Cincinnati’s Fox 19 TV has identified six IRS workers that worked on the stymied Tea Party group applications. According to the report, as the tax-exempt cases were delayed, they would have generated thousands of red flags within the system.
When an application for tax exempt status comes into the IRS, agents have 270 days to work through that application. If the application is not processed within those 270 days it automatically triggers flags in the system. When that happens, individual agents are required to input a status update on that individual case once a month, every month until the case is resolved.
Keep in mind, at least 300 groups were targeted out of Cincinnati alone. Those applications spent anywhere from 18 months to nearly 3 years in the system and some still don’t have their non-profit status. 300 groups multiplied by at least 18 months for each group, means thousands of red flags would have been generated in the system.
So who in the chain of command would have received all these flags? The answer, according to the IRS directory, one woman in Cincinnati, Cindy Thomas, the Program Manager of the Tax Exempt Division. Because all six of our IRS workers have different individual and territory managers, Cindy Thomas is one manager they all have common.

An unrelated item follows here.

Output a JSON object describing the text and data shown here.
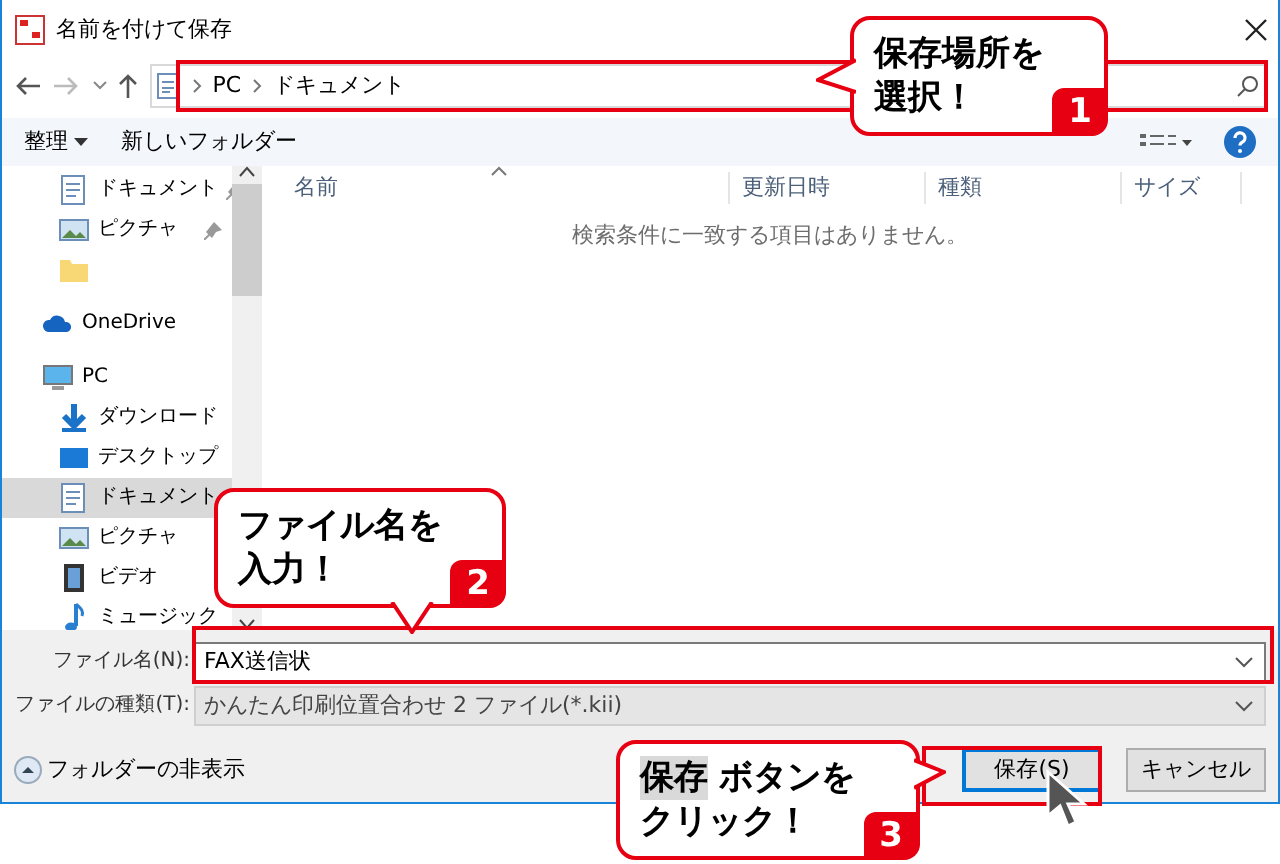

It turns out Cindy Thomas’ name is one we have heard before. The independent journalism group ProPublica says in November of 2012 they had requested information on conservatives groups that had received non-profit status. Along with that information, the IRS released private information on nine conservative groups that had not yet been approved and personal information had not been redacted. The person who signed off on that release, Cindy Thomas.
According to the report, Thomas is the highest ranking IRS official outside Washington who was involved in the determinations office and abuse of hundreds of groups across the country. She has not been subpoenaed, yet.
Fox 19’s report identifies at least six agents who were involved in the targeting. They all work for different supervisors. So as the story’s lead says, the agency’s story that the abuse was conducted by two rogue agents in Cincinnati has fallen completely apart. One of the people who proffered that story is expected to plead the Fifth Amendment in House testimony today.